The second half was a different story: “We played at our pace, and that’s what helped us get the lead,” Davis said.

Gorillas junior guard Drew Roberts hit a three-pointer to get PSU back within seven 1:16 into the second half, but Kansas countered with a 12-2 run in the next three-plus minutes.

It began with Engelman displaying terrific body control, catching a pass on the run, sweeping in from right wing, then altering her path to avoid contact for a layup that gave KU a 35-26 lead.

Said Henrickson: “In transition, she’s pretty aggressive to the rim, and those are the kind of shots she got.”

Pittsburg State freshman forward Lizzy Jeronimus drove in and scored over KU’s starting forwards, Davis and Sutherland, with 17:30 to play. But Engelman answered with a smooth baseline jumper.

A few seconds later, the junior captain stole the ball from PSU and hit Davis as she ran down the middle of the floor for a layup. On KU’s next possession, Engelman set up Davis again, this time by driving baseline and dishing to a wide-open Davis under the basket.

Goodrich showed soft touch, making a runner from the baseline the next time down the floor, and Davis capped the Jayhawks’ 12-2 outburst by blocking a shot and running for a fast-break layup off a pass from Goodrich that gave Kansas a 45-28 advantage.

A catalyst throughout the win, Engelman (7-for-11 from the floor) gave credit to the rest of the Jayhawks for getting her open.

“My teammates did a good job of sucking in my defender,” she said, “and then I’d have an uncontested shot, so it was easier for me.”

Engelman scored 10 of her points in the first half, but that was one of the few things going right for KU before halftime. Henrickson lamented the Jayhawks’ efforts in a number of areas.

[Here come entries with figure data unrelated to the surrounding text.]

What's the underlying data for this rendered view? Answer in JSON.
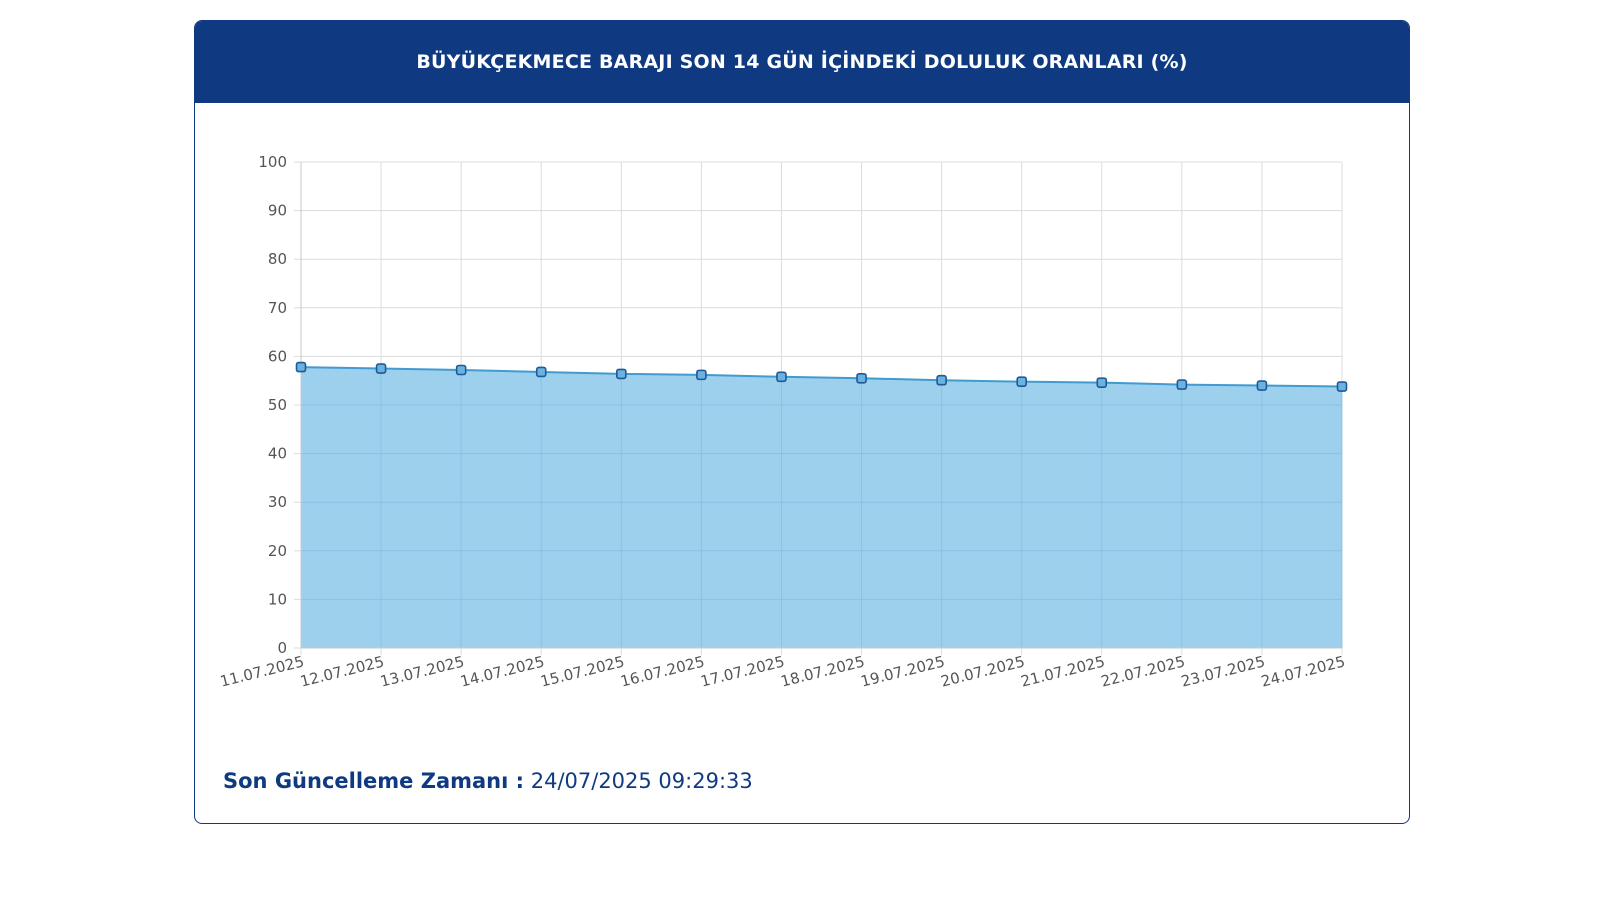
{
  "colors": {
    "header_bg": "#0f3a82",
    "area_fill": "#9dd0ec",
    "line": "#3f9bd0",
    "marker_fill": "#6ab2e0",
    "marker_stroke": "#1f5a96",
    "grid": "#dcdcdc",
    "tick_text": "#555555"
  },
  "card": {
    "title": "BÜYÜKÇEKMECE BARAJI SON 14 GÜN İÇİNDEKİ DOLULUK ORANLARI (%)"
  },
  "footer": {
    "label": "Son Güncelleme Zamanı :",
    "value": "24/07/2025 09:29:33"
  },
  "chart_data": {
    "type": "area",
    "title": "BÜYÜKÇEKMECE BARAJI SON 14 GÜN İÇİNDEKİ DOLULUK ORANLARI (%)",
    "xlabel": "",
    "ylabel": "",
    "ylim": [
      0,
      100
    ],
    "yticks": [
      0,
      10,
      20,
      30,
      40,
      50,
      60,
      70,
      80,
      90,
      100
    ],
    "grid": true,
    "categories": [
      "11.07.2025",
      "12.07.2025",
      "13.07.2025",
      "14.07.2025",
      "15.07.2025",
      "16.07.2025",
      "17.07.2025",
      "18.07.2025",
      "19.07.2025",
      "20.07.2025",
      "21.07.2025",
      "22.07.2025",
      "23.07.2025",
      "24.07.2025"
    ],
    "values": [
      57.8,
      57.5,
      57.2,
      56.8,
      56.4,
      56.2,
      55.8,
      55.5,
      55.1,
      54.8,
      54.6,
      54.2,
      54.0,
      53.8
    ]
  }
}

“They (PSU) just ran it right up our throat and got loose balls and got rebounds and got kick-out threes,” the coach said.

She was most disappointed in rebounding, where PSU held a 42-36 edge, leading to 16 second-chance points for the Gorillas. KU, meanwhile, scored just four on second chances.

Kansas was struggling so much early on that its preseason All-Big 12 forward, Davis, was getting denied inside by the Gorillas’ front line.

“She got blocked twice,” Henrickson said of Davis. “You don’t’ see that a whole lot.”

The Jayhawks turned things around, though, in the second half on the backs of their starting returning players. Sutherland, Davis, Goodrich and Engelman combined to go 13-for-15 from the floor and score 26 of the team’s 39 second-half points.

Engelman said they would have been very disappointed if the second half had been a repeat performance of the first.

“We were much more pleased. We created a gap,” she said. “We stretched it out, so we can live with that.”

At 2 p.m. Sunday, KU will begin its regular season by playing host to Western Michigan.